Lessons learned raising capital as a female founder in tech

I would be lying if I said that raising capital as a female Founder is an easy process. Even those that make it look easy, have faced invisible barriers that aren’t present with their male counterparts. What I have learnt, however, is that having this knowledge - that I am a woman (and woman of colour) and that I am on the backfoot - simply doesn’t help me at all.

Knowing the game is rigged against you doesn’t add fuel to the fire, it encourages a 'what’s the point' mentality, which is the opposite of helpful. So instead of dealing with the systemic differences, in this piece, I am going to address the psychological and practical lessons that helped me to successfully fundraise, even though the odds are stacked against me. 

  1. Preparation is key

During earlier Angel rounds, I was easily distracted by questions from Investors and spent a lot of time preparing material while also arranging pitches. Now I spend between four and six weeks doing rigorous preparation before I arrange any meetings.

Here is an outline of the material you will need in advance of the next stage. Working flat out alongside a CFO (and perhaps an intern / Upworker), this will take a minimum of four weeks to prepare. 

  • Financial model (best kept in the cloud - Excel Online or Google Sheets - for easy access and version control). The CFO should manage this element
  • Pitch deck (use the Sequoia template and distribute on Docsend for access and version control). This is for the founder to manage
  • Target list (use your CRM or set up Streak) - Founder (and an intern or upworker)
  • Answers to common questions - The Founder & CFO should work on this together
  • Prepare a list of common qualification questions and tailored answers - Founder
  • Data room - CFO

Let me explain a little more about the data room. This is a really valuable folder containing all your small print and background information, so you can access whatever you need instantly. The data room will contain:

  • Historical P&L (The amount you’re looking to raise will dictate how far back this goes. At a minimum of 12 months, and not normally more than 3 years).
  • Balance sheet 
  • Financial model
  • Employee share options paperwork
  • Leadership team contracts
  • Founder employment contract
  • Shareholder and subscription agreement
  • Articles of association
  • Certificate of incorporation
  • List of IP with associated licences (if relevant)
  • List of clients and deal value
  • Terms and conditions

You may not want to share all of this information with each Investor you discuss funds with. Using a platform like Docsend spaces enables you to have access and version control for complete visibility. You will also want to continually update this so that the documents remain recent and relevant. 

  1. Outreach activity needs to incorporate ruthless qualification and momentum

Once you have your preparation it’s time to start your outreach. Segment your target list into three: A’s (the ones you really want) B’s (next down) C’s (after that). Start by outreaching to the C’s first, using mutual connections to get introductions and/or tools such as Lusha for direct outreach.

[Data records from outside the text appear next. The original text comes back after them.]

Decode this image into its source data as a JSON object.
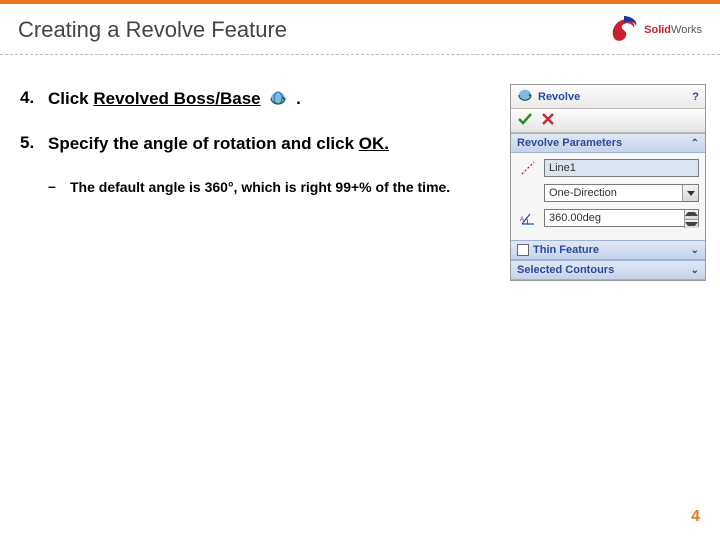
{
  "title": "Creating a Revolve Feature",
  "logo": {
    "brand_left": "Solid",
    "brand_right": "Works"
  },
  "steps": {
    "s4": {
      "num": "4.",
      "pre": "Click ",
      "bold": "Revolved Boss/Base",
      "post": "   ."
    },
    "s5": {
      "num": "5.",
      "text": "Specify the angle of rotation and click ",
      "ok": "OK."
    },
    "sub": {
      "dash": "–",
      "text": "The default angle is 360°, which is right 99+% of the time."
    }
  },
  "panel": {
    "title": "Revolve",
    "help": "?",
    "revolve_params_hdr": "Revolve Parameters",
    "axis_value": "Line1",
    "dir_value": "One-Direction",
    "angle_value": "360.00deg",
    "thin_hdr": "Thin Feature",
    "sel_contours_hdr": "Selected Contours"
  },
  "page_num": "4"
}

Allocate 3-4 weeks for your initial outreach, but this activity should not stop throughout the raise. Some of the best deals happen when you meet someone right at the end. 

My golden rules for making contact are:

  • Keep it short, metrics and mission-driven, and include a deck (a summary of your total deck is fine).
  • One chaser after a week is absolutely fine. Don’t forget to connect on LinkedIn and chase there, too.
  • Treat this person as an equal; they are not above you simply because they are an Investor.
  • Do have a qualifying call before sending through any sensitive material - some Investors share things with their competitors.
  • If you’re speaking with funds and are asked to speak with an Associate instead, deprioritise this. If you speak with any Founder they will tell you that it is rare an Associate call leads to a deal - it’s not worth your time.
  1. Treat pitching like an Olympic sport - you want to be in a peak physical and mental state

This part ranges from being exhilarating to immensely frustrating; there’s rarely a midpoint. It’s important to remember that there is light at the end of the tunnel and prioritise your mental health here. Staying off the booze, getting early nights, eating well, exercising etc is important. Making sure you have a trusted lieutenant running the business if at all possible, so you can focus on the process 100% is also critical. Make sure you practice, practice, practice. Get your toughest Board member, other half, friend, people who don’t mind shooting you down - whoever - and get them to play the role of the Investor.

  1. Take a break (but not for too long)

At some point in the process, the statistics and the 'no’s' will get you down. Reading another headline about women not being able to fundraise, watching mediocre male Founders blaze a trail, receiving a 'no' with a rubbish reason - it’s tiring stuff. Whilst momentum is important, it’s also good to tune in when you’re feeling utterly spent from the external factors and reconnect with friends, family, or do something creative at work that you know you’ll get a “win” from. And then get back to the drawing board the following week. After all, it only takes one 'yes' to change everything.